Load packages
library(tidyverse)
Starters
Assume you have this data frame:
x <- tribble(
~ colA, ~colB, ~colC,
NA, 1, NA,
1, NA, 1
)
x
#> # A tibble: 2 x 3
#> colA colB colC
#> <dbl> <dbl> <dbl>
#> 1 NA 1 NA
#> 2 1 NA 1
But you want this one:
y <- tribble(
~ colA, ~colB, ~colC,
1, 1, 1
)
y
#> # A tibble: 1 x 3
#> colA colB colC
#> <dbl> <dbl> <dbl>
#> 1 1 1 1
That is, you’d like to collapse rows so that if there’s a NA in a column it is replaced by the value found in some other line. We assume there’s only one value to be found, so no need to worry to decide which value to take.
A simple, tidy way is to summarise each column using sum
, where NAs are ignored. This amounts to nothing more than to collapse the rows, eliminating the NAs (assuming there’s only one value, so there’s nothing really to sum up).
x %>%
summarise_all(list(~ sum(., na.rm = TRUE)))
#> # A tibble: 1 x 3
#> colA colB colC
#> <dbl> <dbl> <dbl>
#> 1 1 1 1
More realistic example
A typical use case would be that you have multiple rows per (say) observation with a lot of NAs, and you’d like to collapse rows per observation. Again, we assume that there will be only one value per observation per column (and the rest of elements are NAs).
z <- tribble(
~id, ~ colA, ~colB, ~colC,
1, NA, 1, NA,
1, 1, NA, 1,
2, NA, NA, 2,
2, NA, 2, NA
)
z
#> # A tibble: 4 x 4
#> id colA colB colC
#> <dbl> <dbl> <dbl> <dbl>
#> 1 1 NA 1 NA
#> 2 1 1 NA 1
#> 3 2 NA NA 2
#> 4 2 NA 2 NA
The Lego structure of the Tidyverse helps: All we need to add is water a grouping command, ie., group_by()
.
z %>%
group_by(id) %>%
summarise_all(list(~ sum(., na.rm = T)))
#> # A tibble: 2 x 4
#> id colA colB colC
#> <dbl> <dbl> <dbl> <dbl>
#> 1 1 1 1 1
#> 2 2 0 2 2
See what happened? For colA
for id
2, there where only NAs. This fact has been documented by the zero value.

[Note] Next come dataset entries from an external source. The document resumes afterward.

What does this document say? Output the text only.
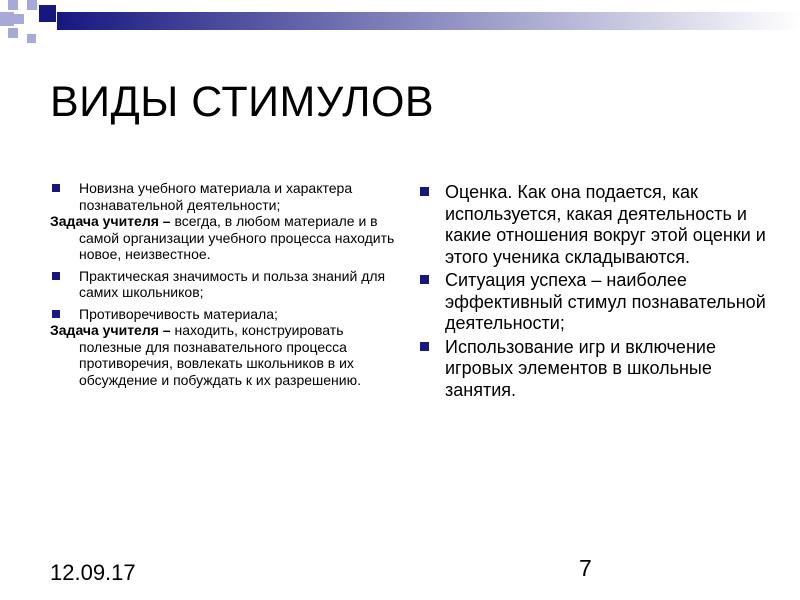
ВИДЫ СТИМУЛОВ
Новизна учебного материала и характера познавательной деятельности;
Задача учителя – всегда, в любом материале и в самой организации учебного процесса находить новое, неизвестное.
Практическая значимость и польза знаний для самих школьников;
Противоречивость материала;
Задача учителя – находить, конструировать полезные для познавательного процесса противоречия, вовлекать школьников в их обсуждение и побуждать к их разрешению.
Оценка. Как она подается, как используется, какая деятельность и какие отношения вокруг этой оценки и этого ученика складываются.
Ситуация успеха – наиболее эффективный стимул познавательной деятельности;
Использование игр и включение игровых элементов в школьные занятия.
12.09.17	7
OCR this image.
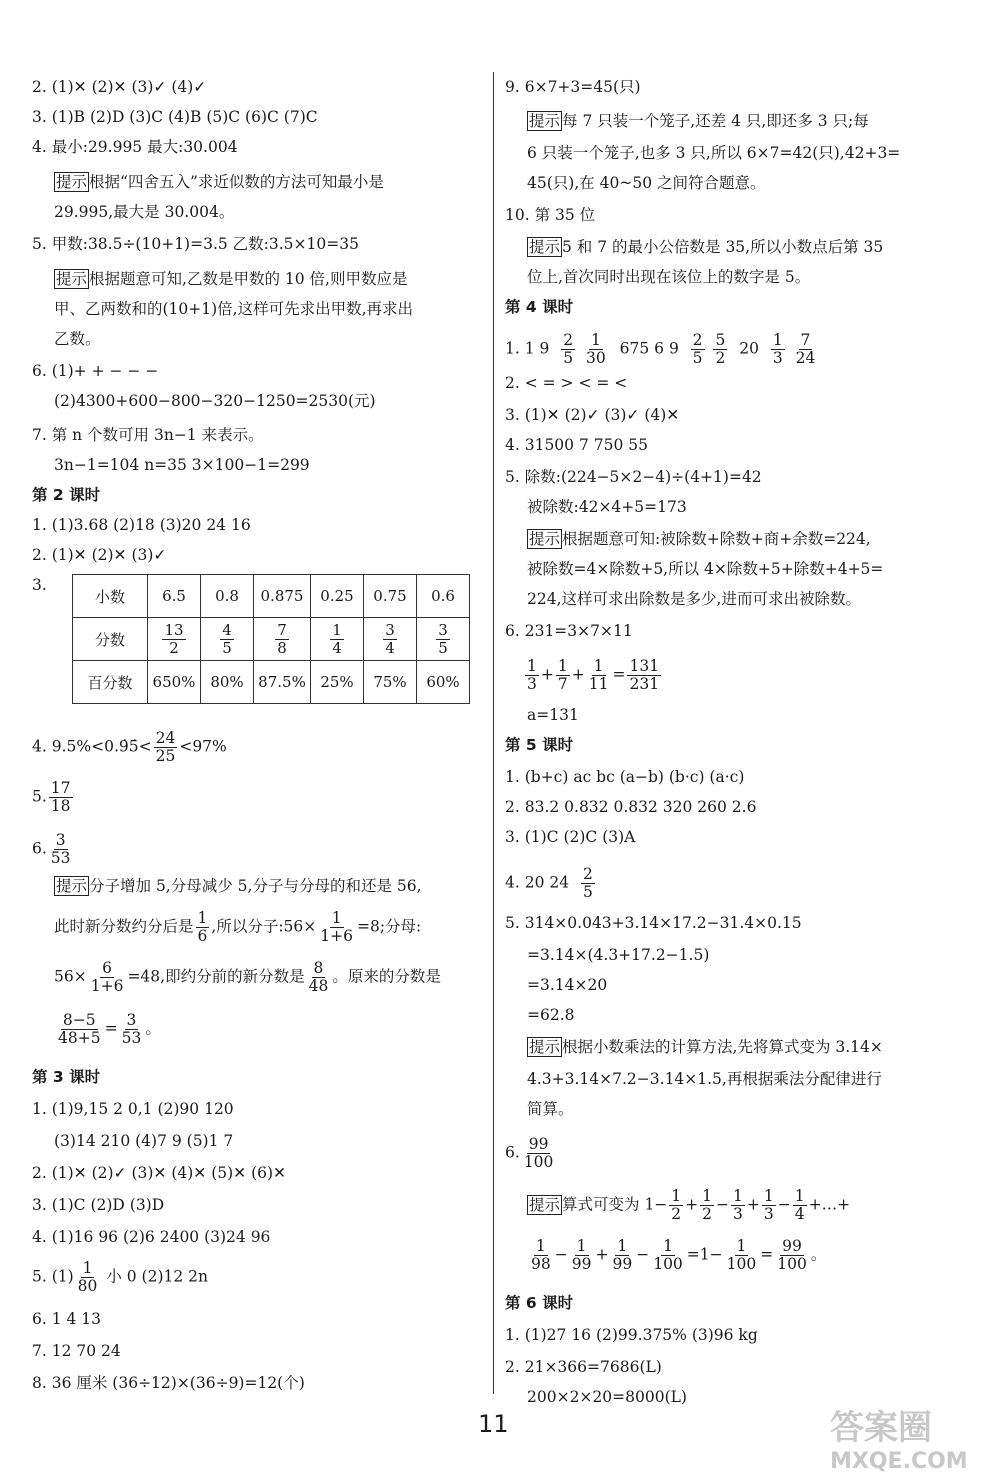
2. (1)✕ (2)✕ (3)✓ (4)✓
3. (1)B (2)D (3)C (4)B (5)C (6)C (7)C
4. 最小:29.995 最大:30.004
提示 根据“四舍五入”求近似数的方法可知最小是
29.995,最大是 30.004。
5. 甲数:38.5÷(10+1)=3.5 乙数:3.5×10=35
提示 根据题意可知,乙数是甲数的 10 倍,则甲数应是
甲、乙两数和的(10+1)倍,这样可先求出甲数,再求出
乙数。
6. (1)+ + − − −
(2)4300+600−800−320−1250=2530(元)
7. 第 n 个数可用 3n−1 来表示。
3n−1=104 n=35 3×100−1=299
第 2 课时
1. (1)3.68 (2)18 (3)20 24 16
2. (1)✕ (2)✕ (3)✓
3.
小数	6.5	0.8	0.875	0.25	0.75	0.6
分数	$\frac{13}{2}$	$\frac{4}{5}$	$\frac{7}{8}$	$\frac{1}{4}$	$\frac{3}{4}$	$\frac{3}{5}$

百分数	650%	80%	87.5%	25%	75%	60%
4. 9.5%<0.9̇5̇< $\frac{24}{25} <97\%$
5. $\frac{17}{18}$
6. $\frac{3}{53}$
提示 分子增加 5,分母减少 5,分子与分母的和还是 56,
此时新分数约分后是 $\frac{1}{6}$ ,所以分子:56× $\frac{1}{1+6} =8$;分母:
$56\times \frac{6}{1+6} =48$,即约分前的新分数是 $\frac{8}{48}$ 。原来的分数是
$\frac{8-5}{48+5} = \frac{3}{53}$ 。
第 3 课时
1. (1)9,15 2 0,1 (2)90 120
(3)14 210 (4)7 9 (5)1 7
2. (1)✕ (2)✓ (3)✕ (4)✕ (5)✕ (6)✕
3. (1)C (2)D (3)D
4. (1)16 96 (2)6 2400 (3)24 96
5. $(1) \frac{1}{80}$ 小 0 (2)12 2n
6. 1 4 13
7. 12 70 24
8. 36 厘米 (36÷12)×(36÷9)=12(个)
9. 6×7+3=45(只)
提示 每 7 只装一个笼子,还差 4 只,即还多 3 只;每
6 只装一个笼子,也多 3 只,所以 6×7=42(只),42+3=
45(只),在 40~50 之间符合题意。
10. 第 35 位
提示 5 和 7 的最小公倍数是 35,所以小数点后第 35
位上,首次同时出现在该位上的数字是 5。
第 4 课时
1. 1 $9 \frac{2}{5}$
$\frac{1}{30} 675$ 6 $9 \frac{2}{5}$
$\frac{5}{2} 20 \frac{1}{3}$
$\frac{7}{24}$
2. < = > < = <
3. (1)✕ (2)✓ (3)✓ (4)✕
4. 31500 7 750 55
5. 除数:(224−5×2−4)÷(4+1)=42
被除数:42×4+5=173
提示 根据题意可知:被除数+除数+商+余数=224,
被除数=4×除数+5,所以 4×除数+5+除数+4+5=
224,这样可求出除数是多少,进而可求出被除数。
6. 231=3×7×11
$\frac{1}{3} + \frac{1}{7} + \frac{1}{11} = \frac{131}{231}$
a=131
第 5 课时
1. (b+c) ac bc (a−b) (b·c) (a·c)
2. 83.2 0.832 0.832 320 260 2.6
3. (1)C (2)C (3)A
4. 20 $24 \frac{2}{5}$
5. 314×0.043+3.14×17.2−31.4×0.15
=3.14×(4.3+17.2−1.5)
=3.14×20
=62.8
提示 根据小数乘法的计算方法,先将算式变为 3.14×
4.3+3.14×7.2−3.14×1.5,再根据乘法分配律进行
简算。
6. $\frac{99}{100}$
提示 算式可变为 $1- \frac{1}{2} + \frac{1}{2} - \frac{1}{3} + \frac{1}{3} - \frac{1}{4}$ +…+
$\frac{1}{98} - \frac{1}{99} + \frac{1}{99} - \frac{1}{100} =1- \frac{1}{100} = \frac{99}{100}$ 。
第 6 课时
1. (1)27 16 (2)99.375% (3)96 kg
2. 21×366=7686(L)
200×2×20=8000(L)
11	答案圈
MXQE.COM
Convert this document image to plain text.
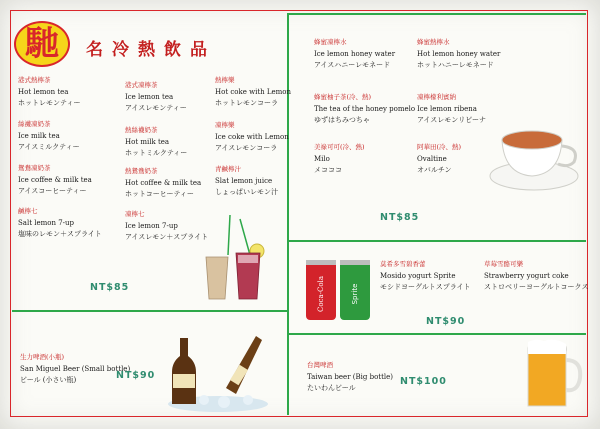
馳	名冷熱飲品
港式熱檸茶
Hot lemon tea
ホットレモンティー
絲襪凍奶茶
Ice milk tea
アイスミルクティー
鴛鴦凍奶茶
Ice coffee & milk tea
アイスコーヒーティー
鹹檸七
Salt lemon 7-up
塩味のレモン＋スプライト
港式凍檸茶
Ice lemon tea
アイスレモンティー
熱絲襪奶茶
Hot milk tea
ホットミルクティー
熱鴛鴦奶茶
Hot coffee & milk tea
ホットコーヒーティー
凍檸七
Ice lemon 7-up
アイスレモン＋スプライト
熱檸樂
Hot coke with Lemon
ホットレモンコーラ
凍檸樂
Ice coke with Lemon
アイスレモンコーラ
青鹹檸汁
Slat lemon juice
しょっぱいレモン汁
NT$85
蜂蜜凍檸水
Ice lemon honey water
アイスハニーレモネード
蜂蜜柚子茶(冷、熱)
The tea of the honey pomelo
ゆずはちみつちゃ
美祿可可(冷、熱)
Milo
メコココ
蜂蜜熱檸水
Hot lemon honey water
ホットハニーレモネード
凍檸檬利賓納
Ice lemon ribena
アイスレモンリビーナ
阿華田(冷、熱)
Ovaltine
オバルチン
NT$85
莫希多雪碧香蕾
Mosido yogurt Sprite
モシドヨーグルトスプライト
草莓雪酪可樂
Strawberry yogurt coke
ストロベリーヨーグルトコークス
NT$90
生力啤酒(小瓶)
San Miguel Beer (Small bottle)
ビール (小さい瓶)	NT$90
台灣啤酒
Taiwan beer (Big bottle)
たいわんビール
NT$100
Coca-Cola	Sprite
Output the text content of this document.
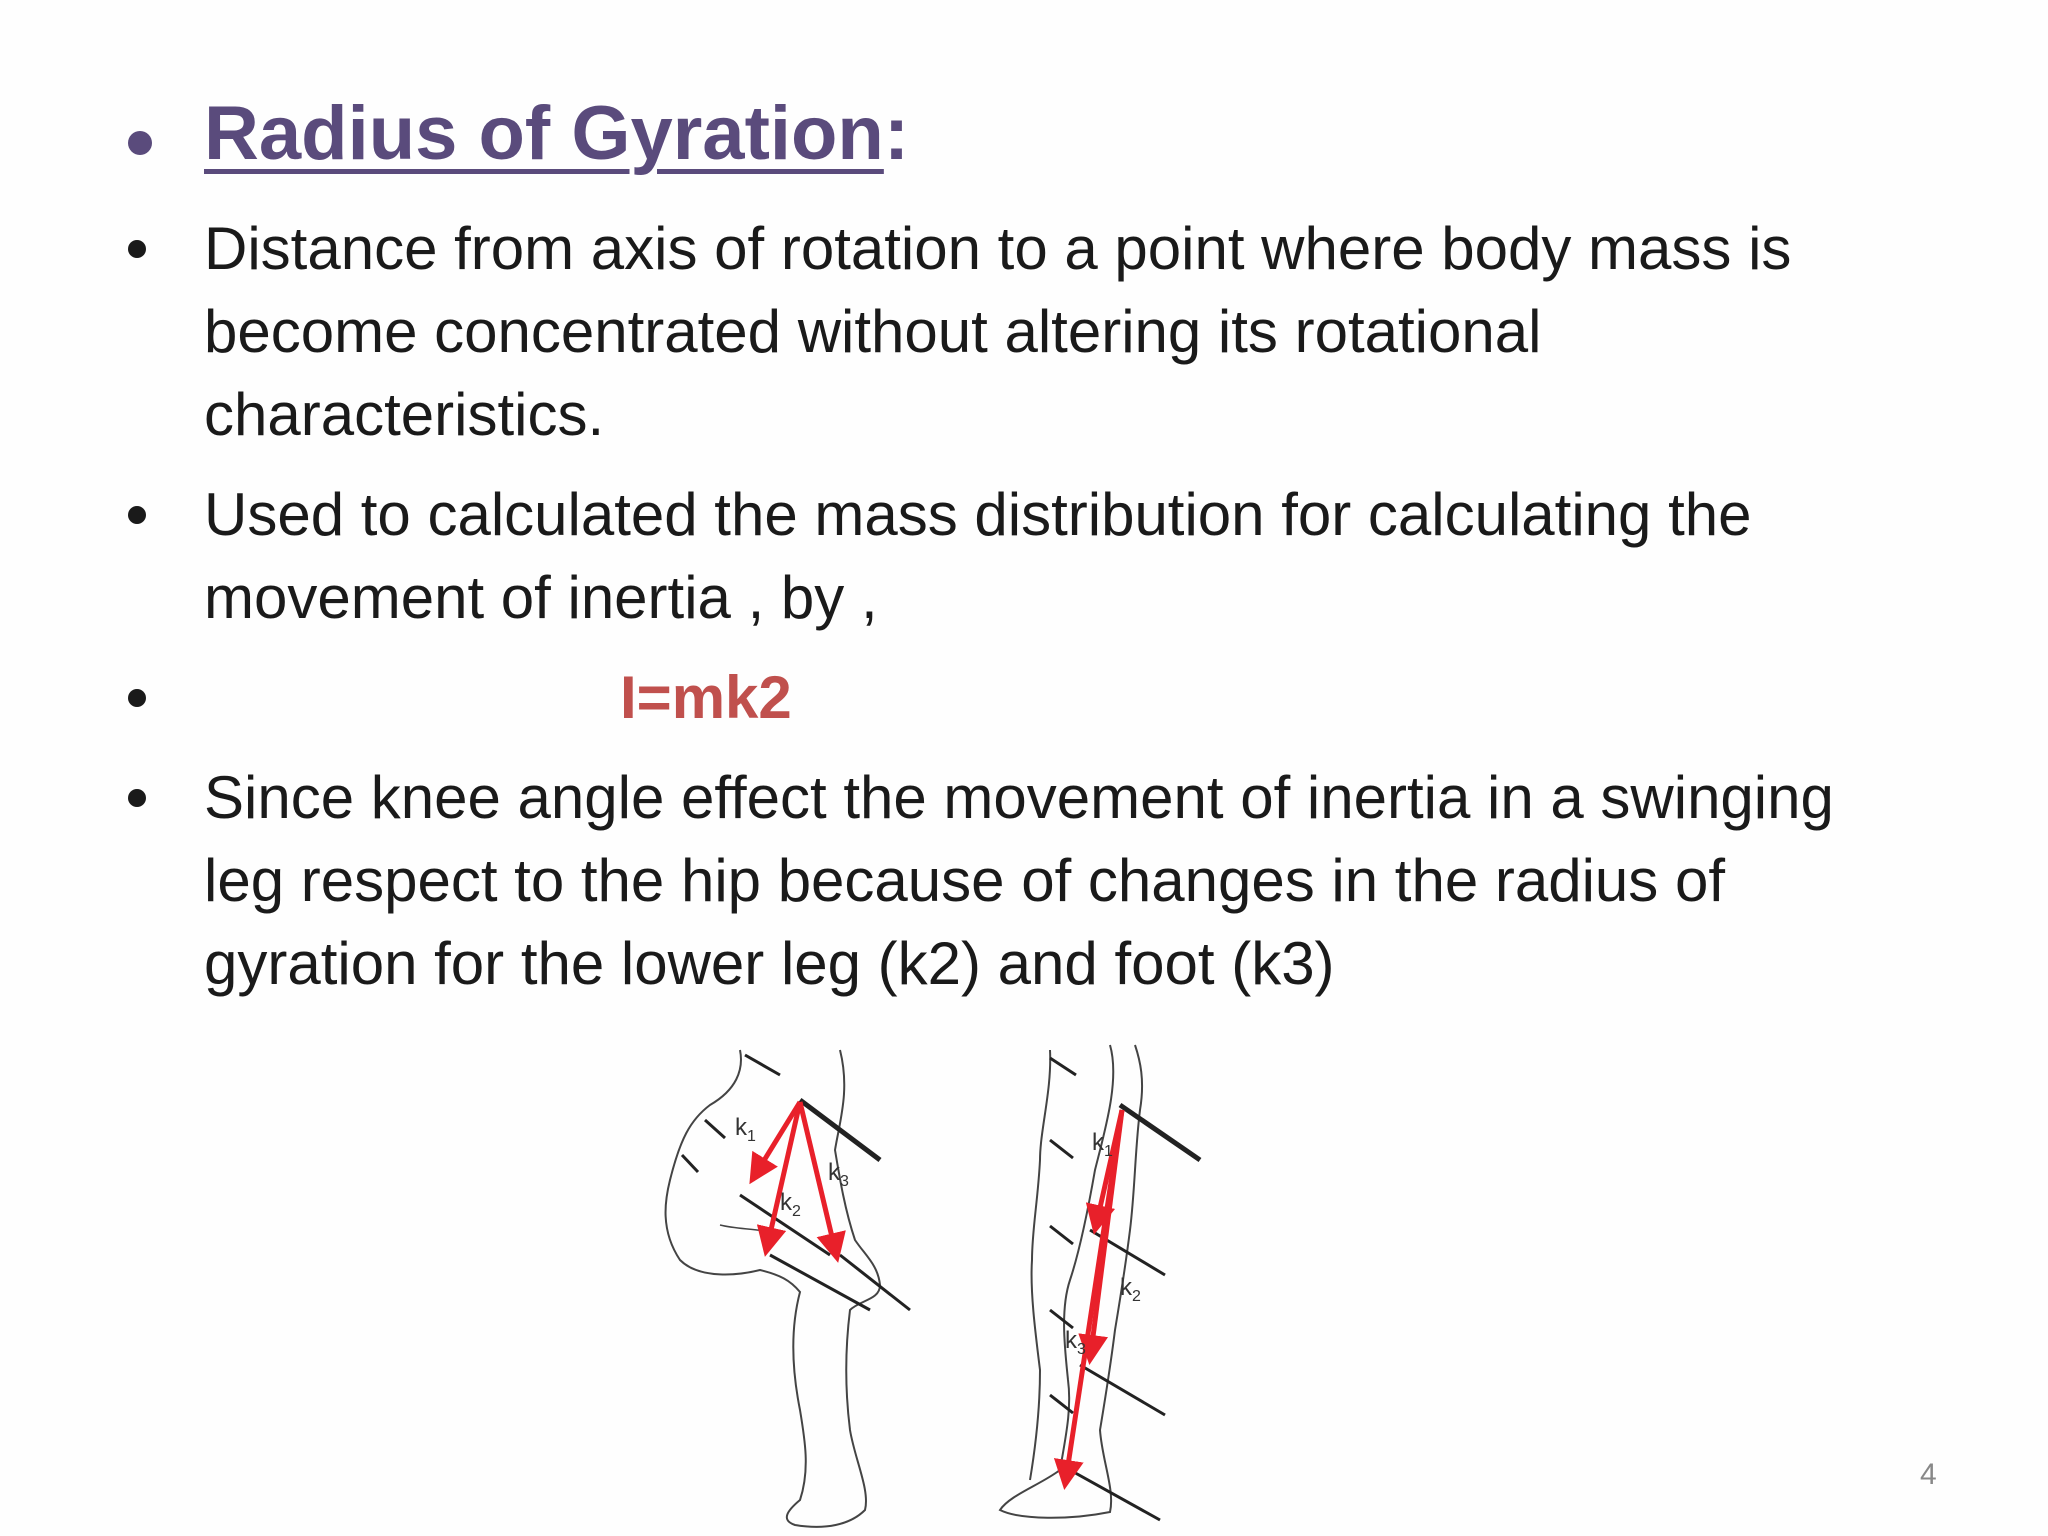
Radius of Gyration:
Distance from axis of rotation to a point where body mass is
become concentrated without altering its rotational
characteristics.
Used to calculated the mass distribution for calculating the
movement of inertia , by ,
I=mk2
Since knee angle effect the movement of inertia in a swinging
leg respect to the hip because of changes in the radius of
gyration for the lower leg (k2) and foot (k3)
$k_1$
$k_2$
$k_3$
$k_1$
$k_2$
$k_3$
4
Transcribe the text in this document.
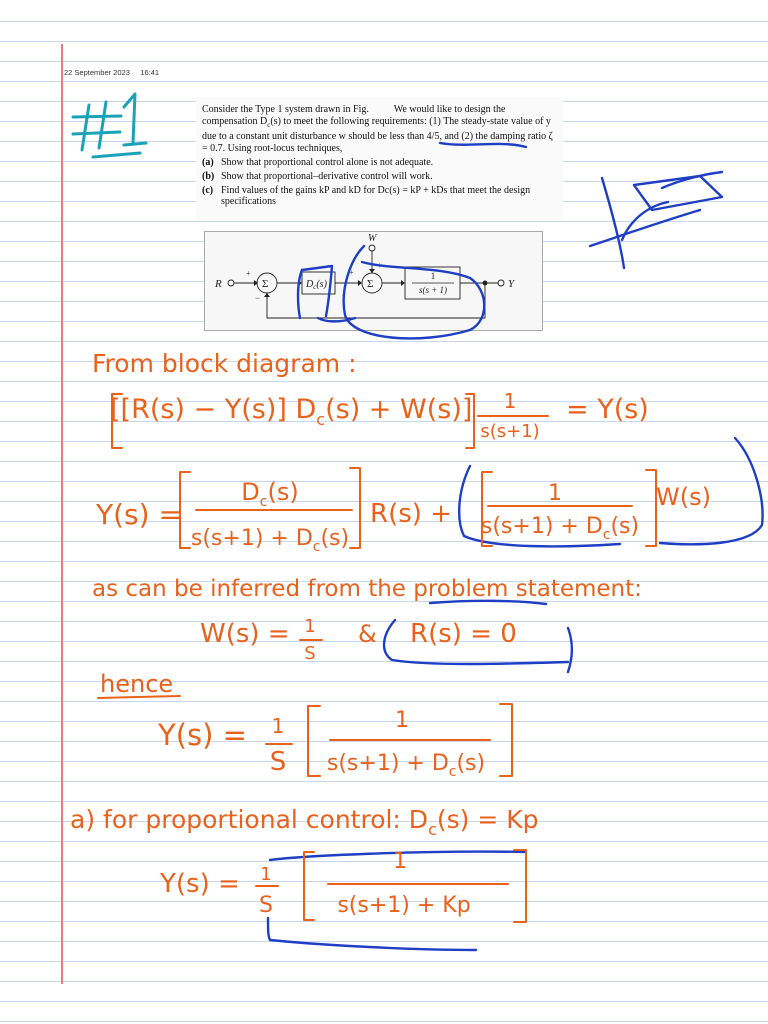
22 September 2023 16:41

Consider the Type 1 system drawn in Fig. We would like to design the compensation $D_c(s)$ to meet the following requirements: (1) The steady-state value of y due to a constant unit disturbance w should be less than 4/5, and (2) the damping ratio ζ = 0.7. Using root-locus techniques,

(a) Show that proportional control alone is not adequate.
(b) Show that proportional–derivative control will work.
(c) Find values of the gains kP and kD for Dc(s) = kP + kDs that meet the design specifications
R	Σ
+
−
$D_c(s)$	Σ
+
+
W
1
s(s + 1)	Y
#1
From block diagram :
[[R(s) − Y(s)] $D_c(s) + W(s)$] 1
s(s+1)
= Y(s)
Y(s) =
$D_c(s)$
$s(s+1) + D_c(s)$
R(s) +
1
$s(s+1) + D_c(s)$
W(s)
as can be inferred from the problem statement:
W(s) = 1
S
& R(s) = 0
hence
Y(s) = 1
S
1
$s(s+1) + D_c(s)$
a) for proportional control: $D_c(s) = Kp$
Y(s) = 1
S
1
s(s+1) + Kp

Here’s a way to get a NA for that case:
z %>%
group_by(id) %>%
summarise_all(list(~ sum(., na.rm = T))) %>%
transmute_all(list(~ na_if(., 0)))
#> # A tibble: 2 x 4
#> id colA colB colC
#> <dbl> <dbl> <dbl> <dbl>
#> 1 1 1 1 1
#> 2 2 NA 2 2
The Purrr(er) way
As each column is a list, we can make use of list oriented functions from purrr
:
x %>%
summarise_all(list(~ discard(., is.na)))
#> # A tibble: 1 x 3
#> colA colB colC
#> <dbl> <dbl> <dbl>
#> 1 1 1 1
x2 <- tribble(
~ colA, ~colB, ~colC,
NA, "A", NA,
"A", NA, "A"
)
x
#> # A tibble: 2 x 3
#> colA colB colC
#> <dbl> <dbl> <dbl>
#> 1 NA 1 NA
#> 2 1 NA 1
The beauty is that discard
is more general than sum
. discard
only discards some elements, and keeps others. sum
with na.rm=T
is a special case where the elements are summed up and NA elements are dropped.
x2 %>%
summarise_all(list(~ discard(., is.na)))
#> # A tibble: 1 x 3
#> colA colB colC
#> <chr> <chr> <chr>
#> 1 A A A
Of course, grouping operations are possible too.